I have been to Charlotte this morning, to the hospital to see a member of my church who is having surgery. I told her a few stories about John Wesley, of his frustrated love affairs and his encounter with the Moravians. She and her husband, himself a former Moravian but both of them Methodists for twenty years or more, had never heard of such and thought them really funny. I hope it relieved the stress a bit.
Who will tell me stories on Friday? Anyone?
The other night Jo and I went to a 50th anniversary party for a new couple in our church. Their kids had put together a video...the story of their lives in pictures. I made the observation the next morning in my sermon that the Bible affords us the picture of our lives, in stories. The stories are the fascia, the connective tissue, that hold us together and give our bodies cohesion. If we lose our stories, we cease to be the body...
I wept at the beach last week, looking at all the young families--moms and dads with their
kids--praying for them, remembering when my little ones were little. I cried in the ocean, too, knowing I would never bob a wave with Bethany again, or not likely, or maybe I will but who knows? Jacob came into the water with me once, and Jo did the last time I went out on Friday. I told her I wished she would. She does not like the water in her face and so she has always been very resistant. To her credit she stayed with me about 15 minutes. Mostly I was out there by myself. Bethany would have gone with me, I think, but she was not able to come down at all.
I am sure I spend way too much time pondering what I have lost or never had, what I do not expect to experience again if I ever did. When I look at our bulldog Chester, or rub his ears, I fear almost above all other things the prospect of his death. It will come. How will we cope? We will, but he has been the primary glue in our family for a long time. Sad, but in many ways true.
I have surgery again this week...my seventh on my poor knee. A revision of my replacement done last June. They will go in a third time through the largest of my scars...and isn't that an image? The doctor keeps opening the old wound in hopes of fixing my joint. "The tissue has failed," he said. "It's a real mess in there." The fascia is torn, my knee cannot work as a knee because the tissue has failed. Knees, joints, bodies, Body...
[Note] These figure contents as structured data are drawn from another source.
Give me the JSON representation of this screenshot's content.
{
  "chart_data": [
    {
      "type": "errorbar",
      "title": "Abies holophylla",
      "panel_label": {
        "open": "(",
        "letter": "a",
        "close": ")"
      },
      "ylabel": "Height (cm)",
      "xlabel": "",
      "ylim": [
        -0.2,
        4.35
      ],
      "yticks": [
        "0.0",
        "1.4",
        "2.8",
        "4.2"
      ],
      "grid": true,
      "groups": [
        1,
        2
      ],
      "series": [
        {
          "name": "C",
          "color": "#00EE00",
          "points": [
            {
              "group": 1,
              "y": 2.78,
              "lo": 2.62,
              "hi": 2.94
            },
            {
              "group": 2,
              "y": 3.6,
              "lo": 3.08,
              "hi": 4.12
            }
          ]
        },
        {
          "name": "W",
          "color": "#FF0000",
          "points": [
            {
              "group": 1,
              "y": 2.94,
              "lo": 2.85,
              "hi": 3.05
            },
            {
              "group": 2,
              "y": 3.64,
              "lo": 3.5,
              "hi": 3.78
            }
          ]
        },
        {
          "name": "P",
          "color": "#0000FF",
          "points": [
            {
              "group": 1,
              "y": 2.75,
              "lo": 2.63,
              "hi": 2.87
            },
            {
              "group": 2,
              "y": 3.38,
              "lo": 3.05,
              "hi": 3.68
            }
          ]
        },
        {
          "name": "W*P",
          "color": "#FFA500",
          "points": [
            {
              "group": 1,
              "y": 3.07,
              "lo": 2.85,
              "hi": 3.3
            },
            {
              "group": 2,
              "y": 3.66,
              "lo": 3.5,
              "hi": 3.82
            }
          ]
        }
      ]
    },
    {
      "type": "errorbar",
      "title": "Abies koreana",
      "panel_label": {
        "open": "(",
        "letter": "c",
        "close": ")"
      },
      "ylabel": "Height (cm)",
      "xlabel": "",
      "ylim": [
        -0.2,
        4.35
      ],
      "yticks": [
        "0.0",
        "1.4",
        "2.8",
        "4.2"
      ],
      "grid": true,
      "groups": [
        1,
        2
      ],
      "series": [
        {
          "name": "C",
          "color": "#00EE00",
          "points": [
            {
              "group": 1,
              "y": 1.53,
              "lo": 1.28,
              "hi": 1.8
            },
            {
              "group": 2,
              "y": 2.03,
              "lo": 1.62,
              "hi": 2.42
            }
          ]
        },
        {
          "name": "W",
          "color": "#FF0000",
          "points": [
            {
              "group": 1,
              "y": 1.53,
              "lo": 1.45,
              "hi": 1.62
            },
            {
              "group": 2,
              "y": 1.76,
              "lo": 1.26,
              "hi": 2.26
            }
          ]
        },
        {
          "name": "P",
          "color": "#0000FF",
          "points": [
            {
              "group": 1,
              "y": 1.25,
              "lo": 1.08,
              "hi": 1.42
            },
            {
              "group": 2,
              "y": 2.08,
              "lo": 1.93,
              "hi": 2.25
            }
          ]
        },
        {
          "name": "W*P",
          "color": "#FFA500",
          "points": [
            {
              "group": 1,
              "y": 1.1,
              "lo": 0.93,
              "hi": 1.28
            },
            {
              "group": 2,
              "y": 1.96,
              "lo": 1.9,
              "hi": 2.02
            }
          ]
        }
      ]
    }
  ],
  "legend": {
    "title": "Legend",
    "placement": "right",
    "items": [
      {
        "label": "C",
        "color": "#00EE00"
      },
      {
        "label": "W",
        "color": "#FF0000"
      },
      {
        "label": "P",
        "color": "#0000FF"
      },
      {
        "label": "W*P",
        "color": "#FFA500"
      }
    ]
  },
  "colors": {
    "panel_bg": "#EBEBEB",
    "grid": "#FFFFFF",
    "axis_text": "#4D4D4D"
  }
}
This surgery, as my last, has put me deeply in touch with my mortality. I am doing everything this week as a kind of "if I never can do it again..." Silly, probably, but I dread Friday with a perfect dread.
Anyway, as I was weeping at the beach I prayed, thankful for the time now past, sad that it is past--that my time too is shorter than yesterday. I do not begrudge anyone their youth or the time they spend with their beloved children; that time goes away so quickly and does not return. Indeed, it does not. But, as Luna Lovegood (in the movie version of Order of the Phoenix) says her mother said, "The things we lose have a way of coming back to us, just not in the ways we might expect." I hope that, would like to think that, about a lot of things.